BBC SCIENCE FOCUS - Our search for extraterrestrial life might have just got a whole lot easier. Now, if aliens so much as modify a planet in their solar system to make it warmer, we would be able to tell.
That's thanks to a new study from The University of California, Riverside, which has identified the artificial greenhouse gases that would be obvious giveaways of a terraformed planet (one that has been artificially modified to be hospitable for life).
The gases described in the study – fluorinated versions of methane, ethane, and propane, along with gases made of nitrogen and fluorine or sulfur and fluorine – could be detectable using existing technology in the atmospheres of planets outside our own solar system. This means it's possible the James Webb Space Telescope could one day soon spot an alien civilization.

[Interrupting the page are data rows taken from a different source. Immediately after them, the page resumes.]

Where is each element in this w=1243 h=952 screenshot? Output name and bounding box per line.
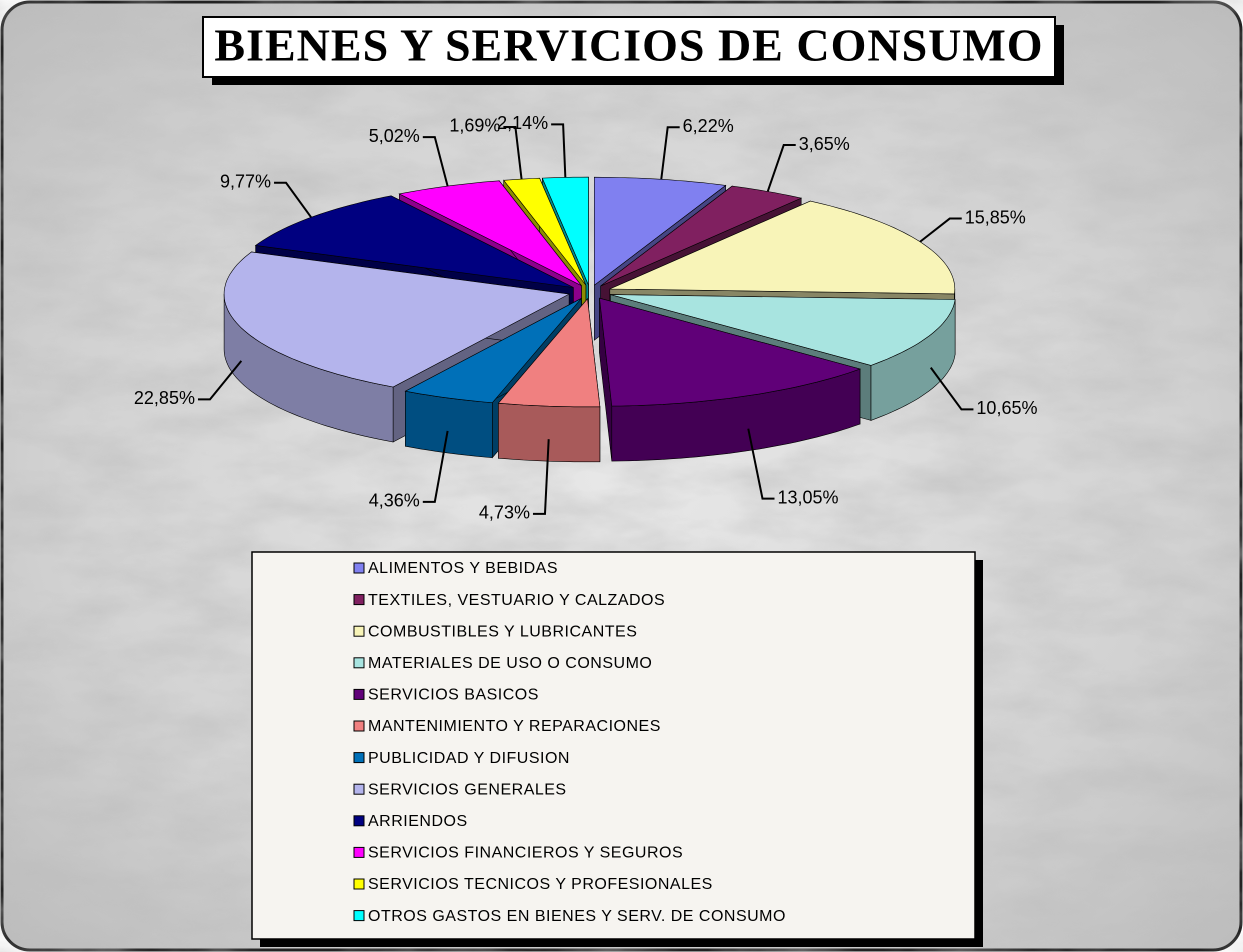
leader-line bbox=[551, 123, 567, 178]
legend-swatch bbox=[353, 783, 365, 795]
leader-line bbox=[747, 428, 775, 500]
data-label: 4,36% bbox=[369, 491, 420, 511]
slice bbox=[497, 298, 601, 408]
leader-line bbox=[422, 136, 449, 187]
leader-line bbox=[532, 439, 550, 515]
slice bbox=[610, 294, 956, 366]
data-label: 13,05% bbox=[778, 487, 839, 507]
legend-label: ALIMENTOS Y BEBIDAS bbox=[368, 560, 558, 577]
data-label: 9,77% bbox=[220, 172, 271, 192]
slice bbox=[599, 297, 862, 407]
data-label: 2,14% bbox=[497, 113, 548, 133]
legend-label: ARRIENDOS bbox=[368, 813, 468, 830]
legend-label: SERVICIOS BASICOS bbox=[368, 687, 539, 704]
legend-label: SERVICIOS TECNICOS Y PROFESIONALES bbox=[368, 876, 713, 893]
leader-line bbox=[503, 125, 523, 180]
leader-line bbox=[422, 430, 449, 503]
legend-swatch bbox=[353, 910, 365, 922]
slice bbox=[404, 298, 582, 404]
leader-line bbox=[919, 217, 962, 243]
leader-line bbox=[766, 144, 796, 192]
legend-label: TEXTILES, VESTUARIO Y CALZADOS bbox=[368, 592, 665, 609]
slice bbox=[223, 251, 571, 388]
leader-line bbox=[197, 360, 243, 401]
data-label: 3,65% bbox=[799, 134, 850, 154]
legend-swatch bbox=[353, 594, 365, 606]
legend-label: PUBLICIDAD Y DIFUSION bbox=[368, 750, 570, 767]
leader-line bbox=[660, 126, 680, 180]
legend-label: SERVICIOS GENERALES bbox=[368, 781, 567, 798]
legend-swatch bbox=[353, 878, 365, 890]
data-label: 5,02% bbox=[369, 126, 420, 146]
title-box bbox=[202, 16, 1056, 78]
slice-side bbox=[498, 402, 601, 463]
legend-label: OTROS GASTOS EN BIENES Y SERV. DE CONSUM… bbox=[368, 908, 786, 925]
slice bbox=[600, 185, 803, 287]
legend-swatch bbox=[353, 720, 365, 732]
legend-label: COMBUSTIBLES Y LUBRICANTES bbox=[368, 623, 637, 640]
legend-label: SERVICIOS FINANCIEROS Y SEGUROS bbox=[368, 845, 683, 862]
data-label: 15,85% bbox=[965, 207, 1026, 227]
leader-line bbox=[274, 181, 312, 218]
legend-label: MATERIALES DE USO O CONSUMO bbox=[368, 655, 652, 672]
data-label: 22,85% bbox=[134, 388, 195, 408]
data-label: 6,22% bbox=[683, 116, 734, 136]
legend-box bbox=[251, 551, 976, 940]
legend-swatch bbox=[353, 815, 365, 827]
legend-swatch bbox=[353, 625, 365, 637]
legend-swatch bbox=[353, 688, 365, 700]
legend-swatch bbox=[353, 846, 365, 858]
legend-swatch bbox=[353, 562, 365, 574]
data-label: 10,65% bbox=[976, 398, 1037, 418]
data-label: 1,69% bbox=[449, 116, 500, 136]
slice bbox=[254, 195, 574, 288]
leader-line bbox=[929, 367, 974, 411]
data-label: 4,73% bbox=[479, 503, 530, 523]
chart-title: BIENES Y SERVICIOS DE CONSUMO bbox=[214, 20, 1043, 71]
slice bbox=[541, 176, 589, 286]
legend-swatch bbox=[353, 657, 365, 669]
legend-label: MANTENIMIENTO Y REPARACIONES bbox=[368, 718, 661, 735]
legend-swatch bbox=[353, 752, 365, 764]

In large volumes, such gases would act as pollutants on Earth (further spurring climate change). Sulfur hexafluoride, for example, has 23,500 times the warming power of carbon dioxide – a small amount of this could heat a freezing planet to the stage of creating liquid water persistently.
However, there are potential reasons why extraterrestrials would use them on an exoplanet.
“[They’d] be good for a civilization that perhaps wanted to forestall an impending ice age or terraform an otherwise-uninhabitable planet in their system, as humans have proposed for Mars,” said Edward Schwieterman, an astrobiologist and lead author of the study.